Department of Biostatistics, School of Public Health, Nanjing Medical University, 101 Longmian Avenue, Nanjing, Jiangsu, People's Republic of China.
Department of Pharmacy Informatics, School of Science, China Pharmaceutical University, 24 Tongjia Xiang, Nanjing , Jiangsu, People's Republic of China.
BMC Genet. 2019 Mar 19;20(1):36. doi: 10.1186/s12863-019-0739-7.

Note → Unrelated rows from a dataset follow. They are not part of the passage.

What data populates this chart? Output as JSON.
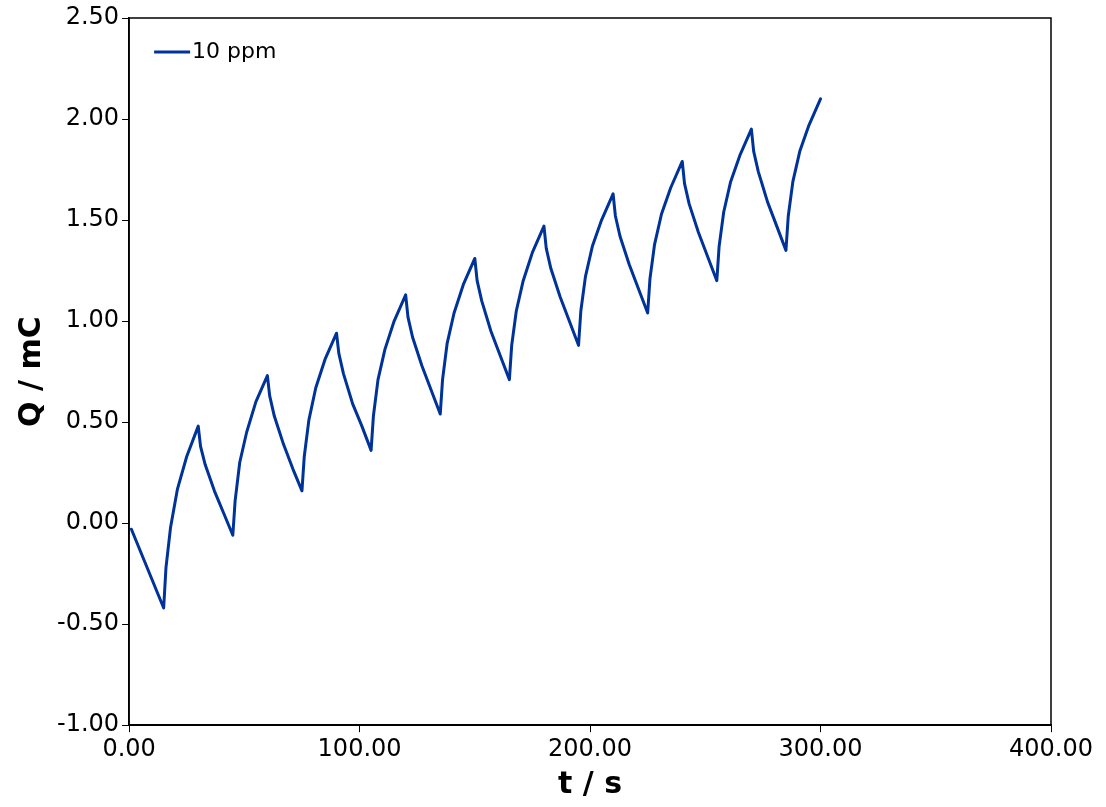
{
  "chart_data": {
    "type": "line",
    "xlabel": "t / s",
    "ylabel": "Q / mC",
    "xlim": [
      0,
      400
    ],
    "xticks": [
      {
        "value": 0,
        "label": "0.00"
      },
      {
        "value": 100,
        "label": "100.00"
      },
      {
        "value": 200,
        "label": "200.00"
      },
      {
        "value": 300,
        "label": "300.00"
      },
      {
        "value": 400,
        "label": "400.00"
      }
    ],
    "ylim": [
      -1,
      2.5
    ],
    "yticks": [
      {
        "value": -1,
        "label": "-1.00"
      },
      {
        "value": -0.5,
        "label": "-0.50"
      },
      {
        "value": 0,
        "label": "0.00"
      },
      {
        "value": 0.5,
        "label": "0.50"
      },
      {
        "value": 1,
        "label": "1.00"
      },
      {
        "value": 1.5,
        "label": "1.50"
      },
      {
        "value": 2,
        "label": "2.00"
      },
      {
        "value": 2.5,
        "label": "2.50"
      }
    ],
    "grid": false,
    "legend": "top left",
    "marker": "none",
    "line_style": "solid",
    "series": [
      {
        "name": "10 ppm",
        "color": "#003399",
        "x": [
          1,
          15,
          16,
          18,
          21,
          25,
          30,
          31,
          33,
          37,
          41,
          45,
          46,
          48,
          51,
          55,
          60,
          61,
          63,
          67,
          71,
          75,
          76,
          78,
          81,
          85,
          90,
          91,
          93,
          97,
          101,
          105,
          106,
          108,
          111,
          115,
          120,
          121,
          123,
          127,
          131,
          135,
          136,
          138,
          141,
          145,
          150,
          151,
          153,
          157,
          161,
          165,
          166,
          168,
          171,
          175,
          180,
          181,
          183,
          187,
          191,
          195,
          196,
          198,
          201,
          205,
          210,
          211,
          213,
          217,
          221,
          225,
          226,
          228,
          231,
          235,
          240,
          241,
          243,
          247,
          251,
          255,
          256,
          258,
          261,
          265,
          270,
          271,
          273,
          277,
          281,
          285,
          286,
          288,
          291,
          295,
          300
        ],
        "values": [
          -0.03,
          -0.42,
          -0.22,
          -0.02,
          0.17,
          0.33,
          0.48,
          0.38,
          0.29,
          0.16,
          0.05,
          -0.06,
          0.11,
          0.3,
          0.45,
          0.6,
          0.73,
          0.63,
          0.53,
          0.39,
          0.27,
          0.16,
          0.33,
          0.51,
          0.67,
          0.81,
          0.94,
          0.84,
          0.74,
          0.59,
          0.48,
          0.36,
          0.53,
          0.71,
          0.86,
          1.0,
          1.13,
          1.02,
          0.92,
          0.78,
          0.66,
          0.54,
          0.71,
          0.89,
          1.04,
          1.18,
          1.31,
          1.2,
          1.1,
          0.95,
          0.83,
          0.71,
          0.88,
          1.05,
          1.2,
          1.34,
          1.47,
          1.36,
          1.26,
          1.12,
          1.0,
          0.88,
          1.05,
          1.22,
          1.37,
          1.5,
          1.63,
          1.52,
          1.42,
          1.28,
          1.16,
          1.04,
          1.21,
          1.38,
          1.53,
          1.66,
          1.79,
          1.68,
          1.58,
          1.44,
          1.32,
          1.2,
          1.37,
          1.54,
          1.69,
          1.82,
          1.95,
          1.84,
          1.74,
          1.59,
          1.47,
          1.35,
          1.52,
          1.69,
          1.84,
          1.97,
          2.1
        ]
      }
    ]
  }
}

RNA sequencing (RNA-seq) technology has identified multiple differentially expressed (DE) genes associated to complex disease, however, these genes only explain a modest part of variance. Omnigenic model assumes that disease may be driven by genes with indirect relevance to disease and be propagated by functional pathways. Here, we focus on identifying the interactions between the external genes and functional pathways, referring to gene-pathway interactions (GPIs). Specifically, relying on the relationship between the garrote kernel machine (GKM) and variance component test and permutations for the empirical distributions of score statistics, we propose an efficient analysis procedure as Permutation based gEne-pAthway interaction identification in binary phenotype (PEA).
Various simulations show that PEA has well-calibrated type I error rates and higher power than the traditional likelihood ratio test (LRT). In addition, we perform the gene set enrichment algorithms and PEA to identifying the GPIs from a pan-cancer data (GES68086). These GPIs and genes possibly further illustrate the potential etiology of cancers, most of which are identified and some external genes and significant pathways are consistent with previous studies.
PEA is an efficient tool for identifying the GPIs from RNA-seq data. It can be further extended to identify the interactions between one variable and one functional set of other omics data for binary phenotypes.
RNA 测序(RNA-seq)技术已经确定了与复杂疾病相关的多个差异表达(DE)基因,但这些基因仅能解释部分方差。全基因组模型假设疾病可能由与疾病间接相关的基因驱动,并通过功能途径传播。在这里,我们专注于识别外部基因与功能途径之间的相互作用,即基因-途径相互作用(GPIs)。具体来说,我们依赖于绞索核机器(GKM)和方差分量检验之间的关系,以及分数统计量经验分布的置换,提出了一种有效的分析程序,即基于置换的二元表型基因-途径相互作用识别(PEA)。
各种模拟表明,PEA 具有良好校准的Ⅰ型错误率和比传统似然比检验(LRT)更高的功效。此外,我们对泛癌数据(GES68086)进行了基因集富集算法和 PEA 以识别 GPIs。这些 GPIs 和基因可能进一步说明了癌症的潜在病因,其中大部分是已识别的,一些外部基因和重要途径与之前的研究一致。
PEA 是一种从 RNA-seq 数据中识别 GPIs 的有效工具。它可以进一步扩展,以识别二元表型中一个变量与其他组学数据中一组功能的相互作用。